Обычно он крался вдоль штакетников, заглядывал в окна домиков, подсматривал издалека, как, согнувшись в три погибели, работают женщины. Кто в халате, кто в купальнике, молодые и не очень, красивые и так себе – все они становились объектом скрытой съемки. Миленький, стараясь подкрасться как можно ближе, ловил женщин в разных позах и снимал.

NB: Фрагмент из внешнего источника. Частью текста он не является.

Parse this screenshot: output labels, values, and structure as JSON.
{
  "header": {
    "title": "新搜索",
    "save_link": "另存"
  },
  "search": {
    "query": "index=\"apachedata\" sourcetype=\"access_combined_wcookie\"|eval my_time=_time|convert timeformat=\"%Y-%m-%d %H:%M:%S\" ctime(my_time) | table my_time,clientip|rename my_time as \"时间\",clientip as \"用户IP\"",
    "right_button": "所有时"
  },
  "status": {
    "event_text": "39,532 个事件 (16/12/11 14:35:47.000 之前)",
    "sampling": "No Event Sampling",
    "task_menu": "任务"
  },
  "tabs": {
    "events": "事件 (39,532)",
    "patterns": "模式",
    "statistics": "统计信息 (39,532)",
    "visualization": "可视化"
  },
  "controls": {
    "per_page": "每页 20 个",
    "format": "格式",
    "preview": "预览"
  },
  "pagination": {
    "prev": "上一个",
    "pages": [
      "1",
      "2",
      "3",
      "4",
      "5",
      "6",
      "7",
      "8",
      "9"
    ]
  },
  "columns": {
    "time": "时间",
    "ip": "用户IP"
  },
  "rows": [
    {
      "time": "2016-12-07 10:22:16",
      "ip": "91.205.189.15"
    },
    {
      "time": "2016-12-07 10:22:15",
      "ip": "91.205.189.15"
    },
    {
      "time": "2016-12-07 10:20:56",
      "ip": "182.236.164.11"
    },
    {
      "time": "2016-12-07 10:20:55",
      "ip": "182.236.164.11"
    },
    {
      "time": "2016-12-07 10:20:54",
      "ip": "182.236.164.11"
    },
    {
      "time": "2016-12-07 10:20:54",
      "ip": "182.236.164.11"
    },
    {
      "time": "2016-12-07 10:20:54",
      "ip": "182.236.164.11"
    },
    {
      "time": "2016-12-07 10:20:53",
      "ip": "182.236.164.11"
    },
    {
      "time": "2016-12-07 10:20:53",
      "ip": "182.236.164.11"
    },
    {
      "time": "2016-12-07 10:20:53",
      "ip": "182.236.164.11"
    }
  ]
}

Конечно, больше всего ему хотелось застать их за помывкой или переодеванием, он нарочно старался приходить под вечер, когда топились в садах самодельные бани и огородники мылись после страды. Иногда – крайне редко, примерно в такие счастливые дни, как этот, – ему везло. Он заставал баб в чем мать родила и фотографировал.
Бабы его, конечно, замечали, поднимали визг, крик, а те, которые были более или менее одеты – в трусы и лифчик хотя бы, – начинали преследование. У забора его обычно догоняли и дружно били, отбирали и рвали камеру, но Миленький всегда успевал на бегу смотать пленку и перекинуть отснятый материал через забор.
Сегодня, однако, вышло иначе.
Как всегда, он вылез на Цветочную улицу, рядом с домиком с петухами на ставнях (которых, кстати, тоже сам нарисовал в редкий свой незапойный период). Здесь баб не было давно, поэтому обычно Миленький проходил мимо, даже не оборачиваясь. И он почти прошел, как вдруг услышал девичий визг.
Голос был настолько чист и невинен, что Миленький сразу забыл обо всем на свете. Юная купальщица, вот кого он сфотографирует. Все складывалось одно к одному, это судьба, сегодня ему суждено поймать сильнейший в своей жизни сеанс! Он тихонько перелез через штакетник и стал подкрадываться к душевой.
Щиколотки девушки, визжащей под струями холодного душа, крайне взволновали Миленького. Это шедевр. Это будет настоящий шедевр.
Он настроил объектив на самое меньшее расстояние, с которого еще ни разу не снимал. Затем на цыпочках подкрался к деревянной разгородке душа и, не глядя, поднял камеру над закрытой дверью.
Один снимок. Второй. Третий. Пятый. Самодельный затвор иногда заедал, но не сильно. Правда, щелкал очень громко, но фотограф отчаянно надеялся, что шум воды его заглушает.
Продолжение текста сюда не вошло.